NASA's new commercial crew astronauts: Each wants to fly first
For now, just call them the Commercial Crew Cadre.
The four NASA astronauts chosen to fly on the first test flights of commercial spacecraft said Friday they haven't come up yet with a more media-savvy name. The label, Commercial Crew Cadre, fits what they'll be doing over the next few years, said Air Force Col. Robert Behnken, until recently head of the astronaut office.
Two private companies—SpaceX and Boeing—are still developing the crew capsules that will launch to the International Space Station from Cape Canaveral, Florida. The U.S. hasn't seen a manned launch since Atlantis blasted off on the final shuttle mission in 2011.
The first test flight with one or more of them on board is targeted for 2017, an aggressive schedule, according to astronaut Eric Boe, an Air Force colonel.
NASA named Behnken and Boe to the commercial crew effort Thursday along with two other veteran astronauts with test pilot experience, Douglas Hurley and Sunita Williams. Their first public appearance was Friday, a series of televised news interviews from Johnson Space Center in Houston.
When asked by an Associated Press reporter who wants to be first to fly, all four laughed and raised their hand.
"I think all four of us," Behnken said.
But Behnken insisted there's no sense of competition. "We've been around the office long enough to maybe have worked that out of our system, I think," he told the AP.
The plan, at least for now, is for one NASA astronaut and one Boeing-selected test pilot to fly on that company's CST-100 capsule. SpaceX is proposing two NASA astronauts for the shakedown of its Dragon crew capsule, a bigger, better version of the one it uses now to haul space station cargo.

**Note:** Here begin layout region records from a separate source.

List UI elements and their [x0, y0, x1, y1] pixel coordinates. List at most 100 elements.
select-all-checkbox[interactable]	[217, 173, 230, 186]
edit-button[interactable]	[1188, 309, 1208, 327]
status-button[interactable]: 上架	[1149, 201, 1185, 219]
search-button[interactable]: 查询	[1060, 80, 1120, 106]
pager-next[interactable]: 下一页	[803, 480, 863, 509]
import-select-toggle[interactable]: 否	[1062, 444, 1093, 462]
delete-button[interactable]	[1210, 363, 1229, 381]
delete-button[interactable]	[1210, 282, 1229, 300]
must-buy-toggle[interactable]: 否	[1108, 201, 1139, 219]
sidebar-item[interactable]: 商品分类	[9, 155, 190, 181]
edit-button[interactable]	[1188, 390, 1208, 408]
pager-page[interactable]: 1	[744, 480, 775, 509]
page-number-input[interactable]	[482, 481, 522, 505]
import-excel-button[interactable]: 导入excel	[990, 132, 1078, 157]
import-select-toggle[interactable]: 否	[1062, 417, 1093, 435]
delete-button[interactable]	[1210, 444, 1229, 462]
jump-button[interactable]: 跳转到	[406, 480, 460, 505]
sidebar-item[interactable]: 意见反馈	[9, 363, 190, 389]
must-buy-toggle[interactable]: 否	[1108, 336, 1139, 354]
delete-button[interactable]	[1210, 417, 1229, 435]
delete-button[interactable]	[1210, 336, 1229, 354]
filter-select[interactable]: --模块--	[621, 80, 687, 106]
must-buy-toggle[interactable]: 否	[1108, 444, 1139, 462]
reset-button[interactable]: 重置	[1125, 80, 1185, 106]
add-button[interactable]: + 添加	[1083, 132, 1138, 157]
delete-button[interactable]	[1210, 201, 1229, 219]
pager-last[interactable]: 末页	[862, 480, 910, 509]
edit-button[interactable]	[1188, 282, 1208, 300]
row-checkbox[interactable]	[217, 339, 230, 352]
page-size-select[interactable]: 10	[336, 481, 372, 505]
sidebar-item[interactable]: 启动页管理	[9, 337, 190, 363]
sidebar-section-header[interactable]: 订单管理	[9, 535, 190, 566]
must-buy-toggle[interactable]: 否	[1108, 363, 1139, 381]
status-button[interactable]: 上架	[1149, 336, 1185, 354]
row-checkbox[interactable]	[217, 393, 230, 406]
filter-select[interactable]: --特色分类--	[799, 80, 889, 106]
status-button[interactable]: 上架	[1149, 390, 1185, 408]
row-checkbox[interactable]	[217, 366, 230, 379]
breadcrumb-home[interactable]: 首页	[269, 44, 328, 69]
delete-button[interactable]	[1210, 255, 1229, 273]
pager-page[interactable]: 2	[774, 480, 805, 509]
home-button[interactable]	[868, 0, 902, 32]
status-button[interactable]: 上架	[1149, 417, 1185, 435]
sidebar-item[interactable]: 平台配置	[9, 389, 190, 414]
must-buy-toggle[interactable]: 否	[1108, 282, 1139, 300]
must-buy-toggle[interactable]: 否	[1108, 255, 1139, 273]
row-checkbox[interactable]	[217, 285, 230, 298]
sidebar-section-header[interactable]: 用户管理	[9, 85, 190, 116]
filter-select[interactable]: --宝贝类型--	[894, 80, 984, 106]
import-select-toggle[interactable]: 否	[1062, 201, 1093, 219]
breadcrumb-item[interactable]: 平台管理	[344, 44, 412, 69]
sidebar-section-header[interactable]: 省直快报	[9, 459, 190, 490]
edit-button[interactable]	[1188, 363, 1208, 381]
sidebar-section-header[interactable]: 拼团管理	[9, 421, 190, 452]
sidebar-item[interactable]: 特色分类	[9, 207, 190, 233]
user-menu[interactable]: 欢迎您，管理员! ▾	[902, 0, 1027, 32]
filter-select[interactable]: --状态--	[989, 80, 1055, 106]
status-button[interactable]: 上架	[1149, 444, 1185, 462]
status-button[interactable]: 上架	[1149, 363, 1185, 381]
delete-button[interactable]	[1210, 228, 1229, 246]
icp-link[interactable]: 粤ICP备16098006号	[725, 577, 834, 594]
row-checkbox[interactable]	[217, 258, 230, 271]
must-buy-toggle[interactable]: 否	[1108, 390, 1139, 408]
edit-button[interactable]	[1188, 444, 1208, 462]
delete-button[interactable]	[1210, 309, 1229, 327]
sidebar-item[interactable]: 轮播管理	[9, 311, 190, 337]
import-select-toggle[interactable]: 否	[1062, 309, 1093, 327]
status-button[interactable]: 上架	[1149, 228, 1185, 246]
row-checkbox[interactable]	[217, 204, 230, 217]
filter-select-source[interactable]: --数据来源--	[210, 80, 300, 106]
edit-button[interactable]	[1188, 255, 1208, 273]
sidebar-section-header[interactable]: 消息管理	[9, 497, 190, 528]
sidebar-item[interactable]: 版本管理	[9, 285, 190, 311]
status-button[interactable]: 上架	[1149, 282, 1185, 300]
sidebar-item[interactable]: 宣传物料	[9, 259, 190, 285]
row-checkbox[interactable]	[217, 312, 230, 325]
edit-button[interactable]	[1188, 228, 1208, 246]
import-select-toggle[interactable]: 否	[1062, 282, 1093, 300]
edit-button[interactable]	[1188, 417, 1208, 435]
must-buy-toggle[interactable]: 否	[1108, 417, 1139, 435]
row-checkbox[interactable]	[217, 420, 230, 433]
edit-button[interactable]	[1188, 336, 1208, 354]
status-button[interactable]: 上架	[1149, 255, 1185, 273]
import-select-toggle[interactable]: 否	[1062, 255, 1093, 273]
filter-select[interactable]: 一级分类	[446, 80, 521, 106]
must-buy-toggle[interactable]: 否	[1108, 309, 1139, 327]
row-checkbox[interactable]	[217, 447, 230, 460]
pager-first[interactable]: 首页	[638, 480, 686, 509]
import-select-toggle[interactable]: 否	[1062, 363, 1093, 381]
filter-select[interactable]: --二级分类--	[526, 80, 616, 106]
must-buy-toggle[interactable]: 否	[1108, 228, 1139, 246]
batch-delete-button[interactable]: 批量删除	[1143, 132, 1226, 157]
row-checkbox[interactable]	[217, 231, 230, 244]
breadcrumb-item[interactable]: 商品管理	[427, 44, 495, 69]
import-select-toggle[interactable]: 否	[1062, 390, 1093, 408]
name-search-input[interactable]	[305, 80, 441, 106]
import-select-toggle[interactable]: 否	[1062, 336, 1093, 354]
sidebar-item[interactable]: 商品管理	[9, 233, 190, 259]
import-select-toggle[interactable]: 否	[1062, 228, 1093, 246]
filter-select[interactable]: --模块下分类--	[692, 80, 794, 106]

The most recent SpaceX supply run ended in the Atlantic. The Falcon 9 rocket broke apart shortly after liftoff on June 28; the company is still trying to figure out what went wrong. Behnken said the accident did not give pause to the four; rather, they expect the resulting crew capsule to be even safer as a result of the investigation.
All four will work with both companies at first, then focus on the one with which they will fly.
Much still needs to be sorted out regarding the particulars of the initial test flights, noted Hurley, pilot of the last space shuttle flight.
It's feasible Hurley—a retired Marine colonel—could end up flying again with his commander on the final shuttle mission, Christopher Ferguson, now heading up CST-100 crew and mission operations for Boeing.
"Obviously, that would be interesting," Hurley said. He pointed out that commercial crew astronaut Boe also flew with Ferguson during the shuttle program. "And so, yeah, who knows, it might happen," Hurley said.
From astronaut Sunita Williams' viewpoint, the impact of resuming human launches from Cape Canaveral will be "huge."
"It's going to be open for so many more people," said Williams, a Navy captain and two-time space station resident. While the Internet makes available the Russian Soyuz launches with crews from Kazakhstan, "it just feels like it is halfway around the world."
"It's nice when it's in your own backyard," she said, "and I think it's going to be really motivating," especially for youngsters.
NASA currently is paying Russia $76 million for a Soyuz ride. The space agency has contracts totaling nearly $7 billion with SpaceX and Boeing to take over the taxi trips for U.S. astronauts, so it can focus on getting humans to Mars in the 2030s. The cost for a ride on an American-operated spacecraft will be $58 million, according to NASA.
Like her three colleagues, Williams said she was honored and humbled to have been chosen for the pioneering program.
"We have a lot to live up to," she said, "so I hope we're up to the task, and I think we are."